Posts Tagged ‘Jerome’

It’s son of Jerome! (Basic BibJSON in data.lincoln.ac.uk)

Posted on February 1st, 2013 by Paul Stainthorp

It’s been a while since we ran the Jerome project at the University of Lincoln, but it’s far from dead, and thanks to the recent leaps forward in establishing a proper data.lincoln.ac.uk (and data.ac.uk) portal, you can now access a permanent copy of our open catalogue data, at:

Screenshot from Data.Lincoln

Just as in the original Jerome application, this data is constantly harvested from our catalogue over a number of days, one record at a time in an endless cycle.
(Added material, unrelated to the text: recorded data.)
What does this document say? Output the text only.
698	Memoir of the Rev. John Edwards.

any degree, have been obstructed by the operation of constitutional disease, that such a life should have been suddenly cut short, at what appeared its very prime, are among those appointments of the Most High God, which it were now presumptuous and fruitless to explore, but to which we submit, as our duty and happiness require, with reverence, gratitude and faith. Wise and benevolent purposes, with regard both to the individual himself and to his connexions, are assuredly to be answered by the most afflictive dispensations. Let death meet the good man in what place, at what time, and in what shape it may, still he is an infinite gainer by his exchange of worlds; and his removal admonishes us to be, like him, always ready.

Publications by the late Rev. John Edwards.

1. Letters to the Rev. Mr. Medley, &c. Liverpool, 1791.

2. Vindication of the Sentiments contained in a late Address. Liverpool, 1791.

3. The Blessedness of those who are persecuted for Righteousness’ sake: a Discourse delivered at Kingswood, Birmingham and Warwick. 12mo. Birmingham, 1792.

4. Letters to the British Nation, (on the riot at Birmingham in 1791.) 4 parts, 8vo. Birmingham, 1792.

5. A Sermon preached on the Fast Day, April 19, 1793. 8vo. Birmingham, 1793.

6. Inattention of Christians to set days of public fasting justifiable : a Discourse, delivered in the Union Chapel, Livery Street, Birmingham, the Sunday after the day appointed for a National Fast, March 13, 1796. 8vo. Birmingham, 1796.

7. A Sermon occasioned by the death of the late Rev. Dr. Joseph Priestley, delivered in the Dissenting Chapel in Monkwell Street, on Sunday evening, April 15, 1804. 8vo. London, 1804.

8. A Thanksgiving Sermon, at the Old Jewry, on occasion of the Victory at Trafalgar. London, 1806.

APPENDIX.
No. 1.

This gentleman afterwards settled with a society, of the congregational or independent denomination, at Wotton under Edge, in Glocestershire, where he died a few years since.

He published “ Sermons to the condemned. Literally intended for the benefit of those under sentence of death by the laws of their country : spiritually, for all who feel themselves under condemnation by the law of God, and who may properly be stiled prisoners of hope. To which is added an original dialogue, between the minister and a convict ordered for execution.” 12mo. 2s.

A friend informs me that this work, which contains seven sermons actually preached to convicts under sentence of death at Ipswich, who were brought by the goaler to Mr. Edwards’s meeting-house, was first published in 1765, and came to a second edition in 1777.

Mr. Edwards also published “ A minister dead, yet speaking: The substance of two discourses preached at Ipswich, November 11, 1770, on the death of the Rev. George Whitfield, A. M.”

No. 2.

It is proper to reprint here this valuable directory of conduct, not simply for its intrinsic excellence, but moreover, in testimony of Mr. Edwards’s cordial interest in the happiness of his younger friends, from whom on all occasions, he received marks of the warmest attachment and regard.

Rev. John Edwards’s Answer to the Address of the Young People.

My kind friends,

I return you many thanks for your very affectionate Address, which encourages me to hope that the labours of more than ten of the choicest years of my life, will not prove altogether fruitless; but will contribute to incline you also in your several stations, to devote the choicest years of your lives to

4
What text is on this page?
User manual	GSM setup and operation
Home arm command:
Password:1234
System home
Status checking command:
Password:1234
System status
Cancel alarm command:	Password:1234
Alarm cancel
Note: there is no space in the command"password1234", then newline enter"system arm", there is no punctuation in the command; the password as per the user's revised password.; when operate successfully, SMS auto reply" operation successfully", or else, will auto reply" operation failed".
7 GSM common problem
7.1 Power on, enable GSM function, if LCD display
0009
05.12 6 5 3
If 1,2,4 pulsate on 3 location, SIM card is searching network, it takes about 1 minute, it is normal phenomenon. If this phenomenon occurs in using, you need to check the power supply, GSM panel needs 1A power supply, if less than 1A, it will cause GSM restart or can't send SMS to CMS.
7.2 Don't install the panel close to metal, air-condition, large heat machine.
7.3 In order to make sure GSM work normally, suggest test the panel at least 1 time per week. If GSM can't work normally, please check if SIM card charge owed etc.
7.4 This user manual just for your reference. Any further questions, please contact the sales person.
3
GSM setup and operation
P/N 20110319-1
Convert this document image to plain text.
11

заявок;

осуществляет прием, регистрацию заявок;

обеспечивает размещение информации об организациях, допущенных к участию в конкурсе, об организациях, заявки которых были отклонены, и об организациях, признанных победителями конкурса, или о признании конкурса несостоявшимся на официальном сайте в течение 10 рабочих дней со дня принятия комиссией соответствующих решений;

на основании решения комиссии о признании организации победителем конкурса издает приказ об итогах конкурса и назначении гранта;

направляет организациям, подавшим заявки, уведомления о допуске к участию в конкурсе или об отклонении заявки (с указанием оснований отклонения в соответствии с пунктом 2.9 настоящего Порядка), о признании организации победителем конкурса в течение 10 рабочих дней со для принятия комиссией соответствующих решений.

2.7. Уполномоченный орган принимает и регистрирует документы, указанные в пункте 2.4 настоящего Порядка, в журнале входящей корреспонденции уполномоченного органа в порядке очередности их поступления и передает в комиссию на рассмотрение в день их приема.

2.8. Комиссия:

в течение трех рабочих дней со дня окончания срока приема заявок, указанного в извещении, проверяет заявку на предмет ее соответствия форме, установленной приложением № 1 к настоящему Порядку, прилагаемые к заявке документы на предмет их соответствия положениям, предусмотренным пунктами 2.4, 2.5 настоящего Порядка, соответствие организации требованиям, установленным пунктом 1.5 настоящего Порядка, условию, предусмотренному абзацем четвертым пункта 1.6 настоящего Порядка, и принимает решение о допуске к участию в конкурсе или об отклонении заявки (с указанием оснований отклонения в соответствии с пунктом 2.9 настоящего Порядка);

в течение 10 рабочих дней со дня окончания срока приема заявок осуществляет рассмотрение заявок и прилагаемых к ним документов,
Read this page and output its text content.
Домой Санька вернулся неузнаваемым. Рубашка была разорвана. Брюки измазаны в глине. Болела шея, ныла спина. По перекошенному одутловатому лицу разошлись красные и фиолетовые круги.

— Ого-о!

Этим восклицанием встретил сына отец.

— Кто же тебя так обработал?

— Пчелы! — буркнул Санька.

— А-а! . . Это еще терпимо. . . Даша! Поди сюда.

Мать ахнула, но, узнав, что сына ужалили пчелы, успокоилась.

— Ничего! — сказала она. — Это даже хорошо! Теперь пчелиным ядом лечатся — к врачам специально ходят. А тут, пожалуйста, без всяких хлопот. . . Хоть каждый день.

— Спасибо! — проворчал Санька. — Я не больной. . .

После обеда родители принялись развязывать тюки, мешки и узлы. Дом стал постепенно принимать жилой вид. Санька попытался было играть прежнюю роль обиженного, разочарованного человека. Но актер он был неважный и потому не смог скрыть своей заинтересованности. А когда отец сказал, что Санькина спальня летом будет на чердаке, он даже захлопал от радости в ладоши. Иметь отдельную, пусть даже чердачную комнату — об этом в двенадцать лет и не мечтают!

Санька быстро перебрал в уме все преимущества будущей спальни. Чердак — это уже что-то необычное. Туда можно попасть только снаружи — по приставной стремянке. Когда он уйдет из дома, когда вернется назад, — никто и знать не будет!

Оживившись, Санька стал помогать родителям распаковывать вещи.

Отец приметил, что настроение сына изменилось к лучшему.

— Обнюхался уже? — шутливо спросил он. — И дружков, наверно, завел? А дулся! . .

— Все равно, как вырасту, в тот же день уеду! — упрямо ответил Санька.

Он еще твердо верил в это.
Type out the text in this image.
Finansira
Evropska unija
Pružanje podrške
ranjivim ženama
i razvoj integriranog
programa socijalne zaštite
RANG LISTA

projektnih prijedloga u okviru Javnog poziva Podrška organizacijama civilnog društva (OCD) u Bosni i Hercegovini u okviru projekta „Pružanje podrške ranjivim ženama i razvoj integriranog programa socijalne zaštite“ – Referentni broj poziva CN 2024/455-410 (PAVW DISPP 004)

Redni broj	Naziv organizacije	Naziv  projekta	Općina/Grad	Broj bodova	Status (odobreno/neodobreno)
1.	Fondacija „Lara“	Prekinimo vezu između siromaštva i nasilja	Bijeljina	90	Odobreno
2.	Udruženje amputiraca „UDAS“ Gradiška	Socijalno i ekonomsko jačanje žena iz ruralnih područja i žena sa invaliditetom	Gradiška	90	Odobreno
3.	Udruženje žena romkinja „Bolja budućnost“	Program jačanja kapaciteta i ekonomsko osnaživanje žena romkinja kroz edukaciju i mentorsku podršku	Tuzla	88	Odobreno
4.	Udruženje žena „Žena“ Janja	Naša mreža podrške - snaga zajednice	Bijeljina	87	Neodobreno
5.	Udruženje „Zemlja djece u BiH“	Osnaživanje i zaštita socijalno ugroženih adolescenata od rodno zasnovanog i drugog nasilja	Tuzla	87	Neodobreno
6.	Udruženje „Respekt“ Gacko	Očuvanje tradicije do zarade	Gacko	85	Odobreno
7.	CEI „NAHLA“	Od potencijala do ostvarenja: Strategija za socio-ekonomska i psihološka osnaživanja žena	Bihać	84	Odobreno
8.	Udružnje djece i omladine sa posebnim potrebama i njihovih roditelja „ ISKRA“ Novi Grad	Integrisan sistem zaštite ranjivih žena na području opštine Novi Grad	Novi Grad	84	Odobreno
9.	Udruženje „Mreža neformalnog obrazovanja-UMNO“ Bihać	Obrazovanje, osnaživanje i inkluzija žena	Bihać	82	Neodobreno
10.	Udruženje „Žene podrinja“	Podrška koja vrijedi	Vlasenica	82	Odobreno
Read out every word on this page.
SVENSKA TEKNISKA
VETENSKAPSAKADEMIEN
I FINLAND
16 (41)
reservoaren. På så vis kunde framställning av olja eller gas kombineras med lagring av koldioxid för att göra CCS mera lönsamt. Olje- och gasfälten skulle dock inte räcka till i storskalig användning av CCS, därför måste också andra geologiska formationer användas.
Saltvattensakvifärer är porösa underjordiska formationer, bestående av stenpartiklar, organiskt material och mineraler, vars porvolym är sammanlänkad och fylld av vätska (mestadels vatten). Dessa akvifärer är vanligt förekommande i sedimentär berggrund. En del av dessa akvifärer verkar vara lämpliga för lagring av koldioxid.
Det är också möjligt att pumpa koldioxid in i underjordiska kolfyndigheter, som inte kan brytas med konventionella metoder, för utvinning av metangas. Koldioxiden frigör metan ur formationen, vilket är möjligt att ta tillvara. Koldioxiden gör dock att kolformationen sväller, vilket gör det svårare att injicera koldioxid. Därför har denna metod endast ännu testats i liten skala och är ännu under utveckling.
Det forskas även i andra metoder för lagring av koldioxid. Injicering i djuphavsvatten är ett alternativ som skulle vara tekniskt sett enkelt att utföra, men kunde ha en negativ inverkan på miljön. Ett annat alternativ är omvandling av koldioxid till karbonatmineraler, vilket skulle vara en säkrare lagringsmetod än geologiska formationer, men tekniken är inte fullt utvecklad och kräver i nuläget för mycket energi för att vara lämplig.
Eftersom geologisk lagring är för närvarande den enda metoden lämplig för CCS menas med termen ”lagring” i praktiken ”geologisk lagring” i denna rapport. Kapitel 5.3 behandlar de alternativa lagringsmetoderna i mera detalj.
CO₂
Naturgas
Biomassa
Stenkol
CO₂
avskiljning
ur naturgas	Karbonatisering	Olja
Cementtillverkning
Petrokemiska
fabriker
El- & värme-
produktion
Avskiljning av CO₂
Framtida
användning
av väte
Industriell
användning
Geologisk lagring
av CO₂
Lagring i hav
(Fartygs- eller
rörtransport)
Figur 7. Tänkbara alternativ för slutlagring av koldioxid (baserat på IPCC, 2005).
It’s a ‘minimally invasive’ method that doesn’t put too heavy a load on the catalogue itself, or require us to run any additional software on our catalogue server – and it means that, on average, no record in the open data is more than a couple of days out of date. The data harvested is stored in Nucleus before being processed and published to data.lincoln.ac.uk.

If you have any technical questions about the process, it’s worth contacting LNCD (specifically, Nick Jackson).

The biggest difference between the original Jerome and this new process is that Jerome scraped XML views of catalogue records from our web OPAC, while son-of-Jerome harvests the records one at a time over Z39.50, using the YAZ PHP extension. We’re also publishing the data this time as BibJSON, rather than MakeItUpAsWeGoAlongJSON.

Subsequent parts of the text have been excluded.